Fahrni teaches snowboarding and skiing
The handicap does not stop the Berner. He is an active person, kept romping with his two brothers and sister as a child. “I just had a lot of respect for this type of ski lift for a while.”
In the ski camp of group 8 he practices snowboarding for the first time. But when he became a ski instructor in Gstaad after high school, he started skiing with two skis. But during a J+S course while in college, Fahrni is back on his snowboard when national para-snowboard trainer Silvan Hofer discovers and approaches him.
“I didn’t call him until a year later,” Fahrni says with a laugh. A phone call with consequences. The ski and snowboard instructor from Lenk tastes top sport in a training camp of umbrella organization for disabled sports PluSport and almost immediately makes it to the 2022 Paralympic Games in Beijing.
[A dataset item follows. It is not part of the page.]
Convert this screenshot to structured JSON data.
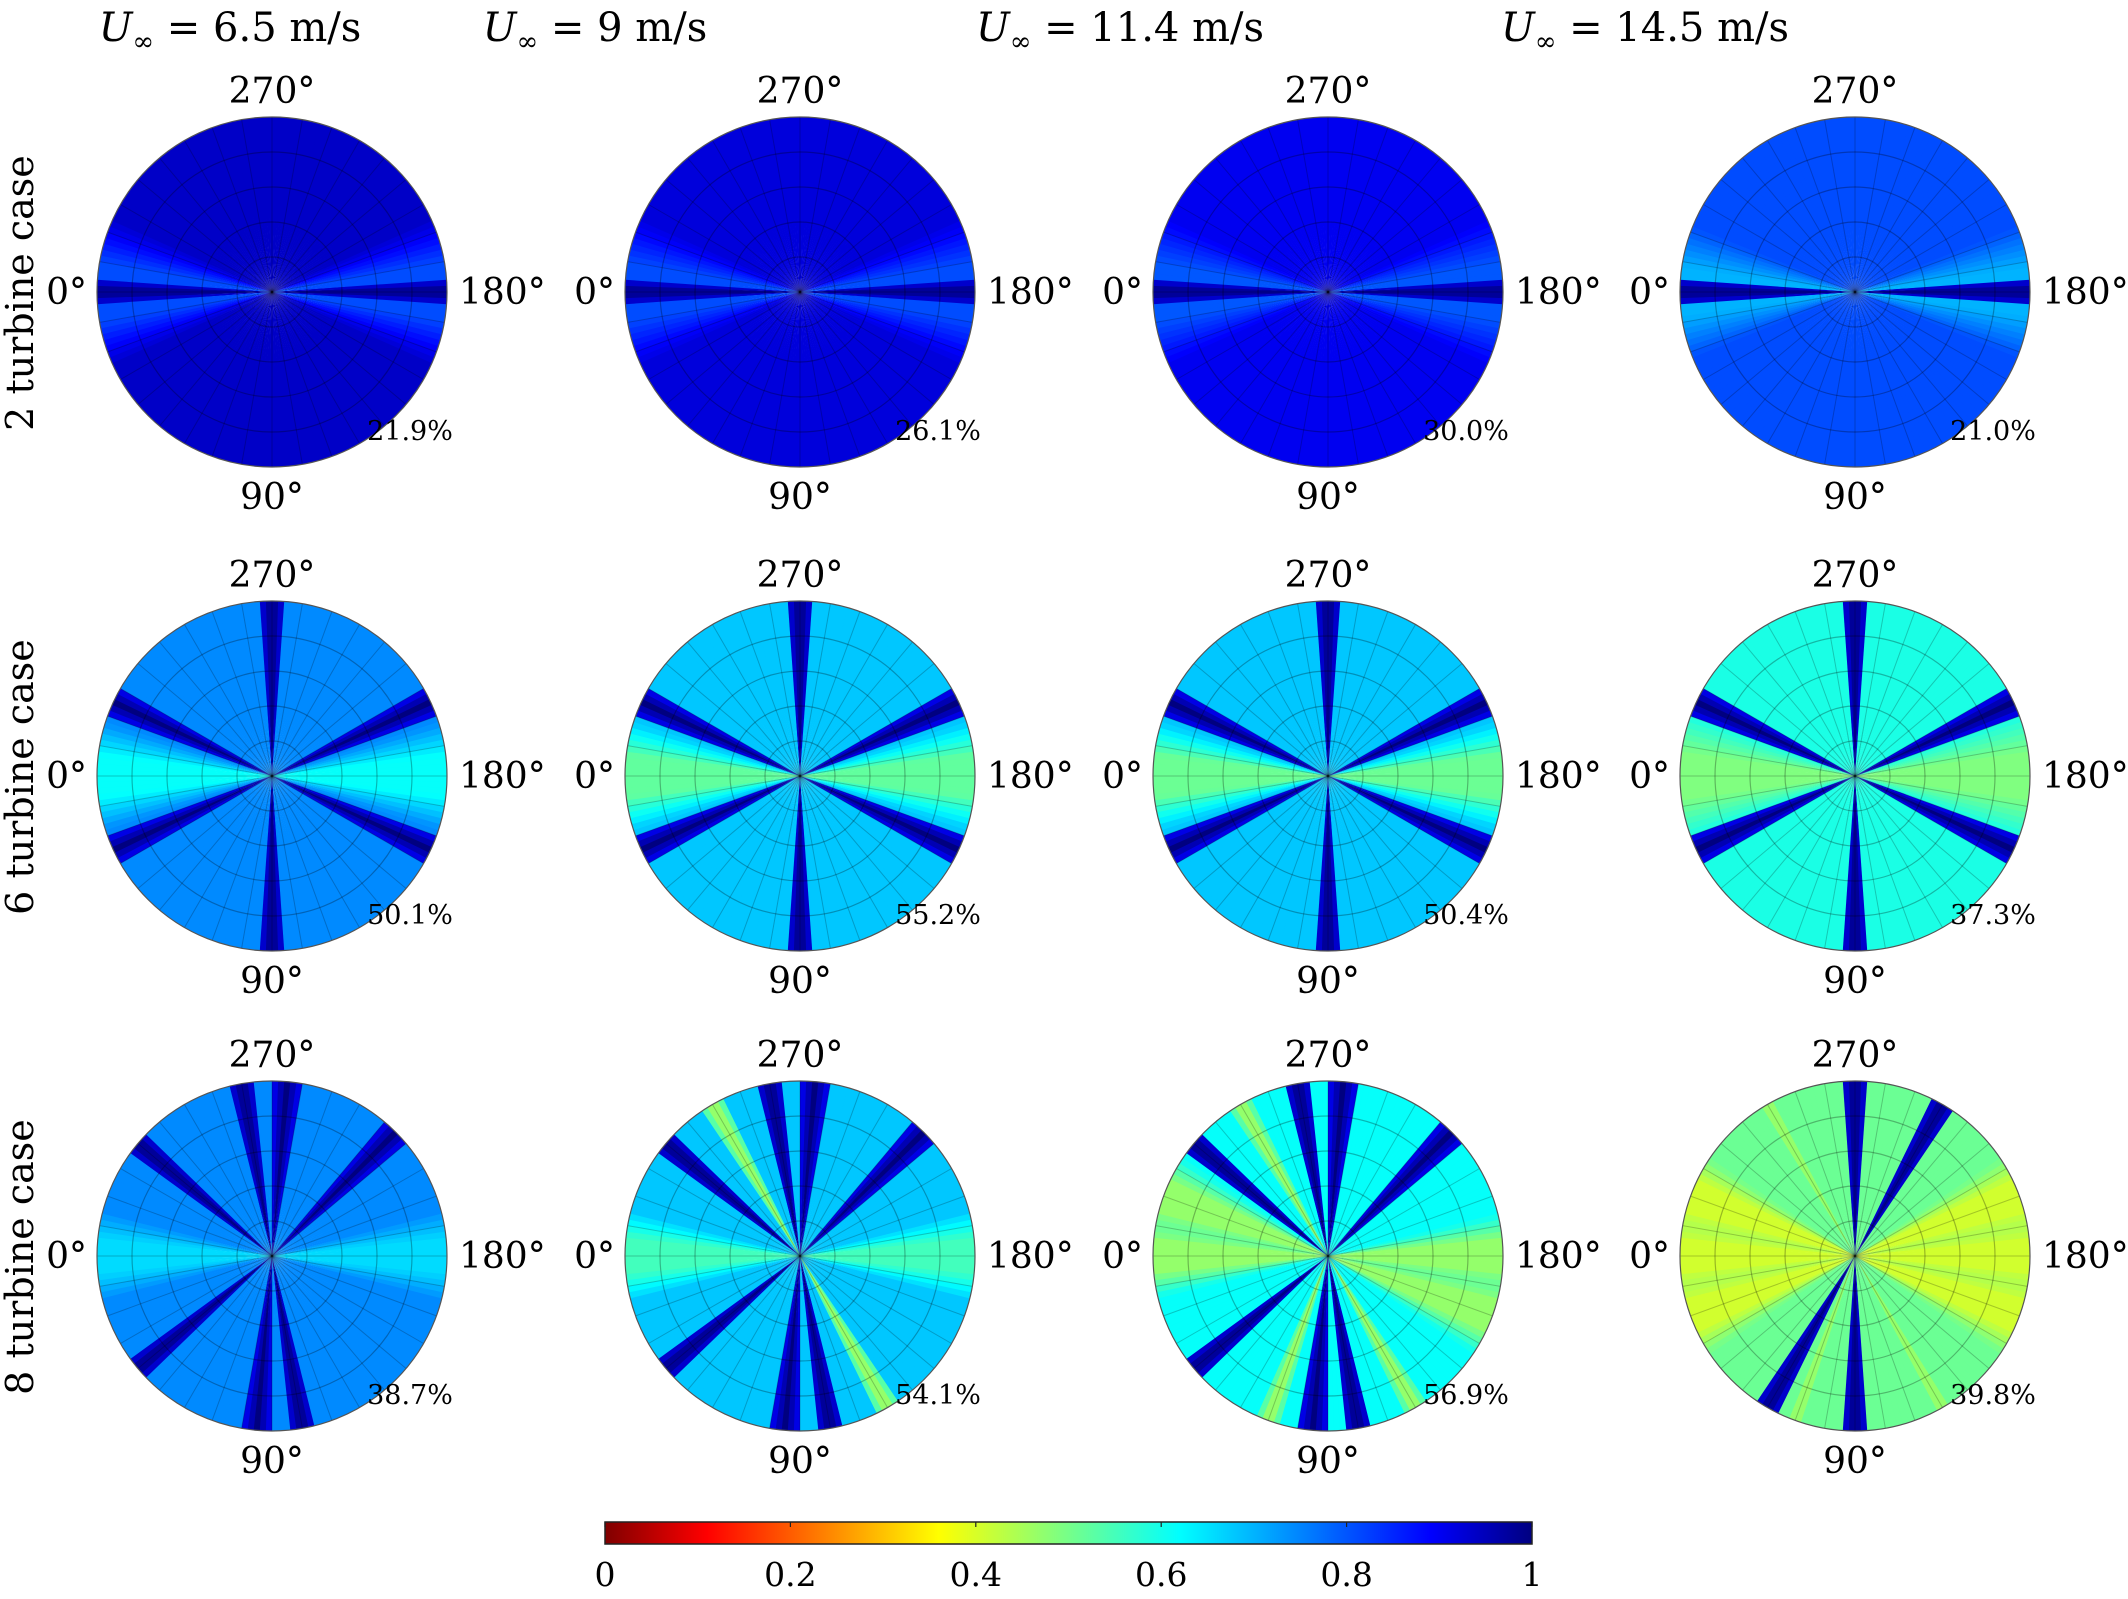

Now he is participating in the World Cup for the second time. “My goal? Go full throttle and inspire people with and without disabilities!”
Source : Blick

I’m Emma Jack, a news website author at 24 News Reporters. I have been in the industry for over five years and it has been an incredible journey so far. I specialize in sports reporting and am highly knowledgeable about the latest trends and developments in this field.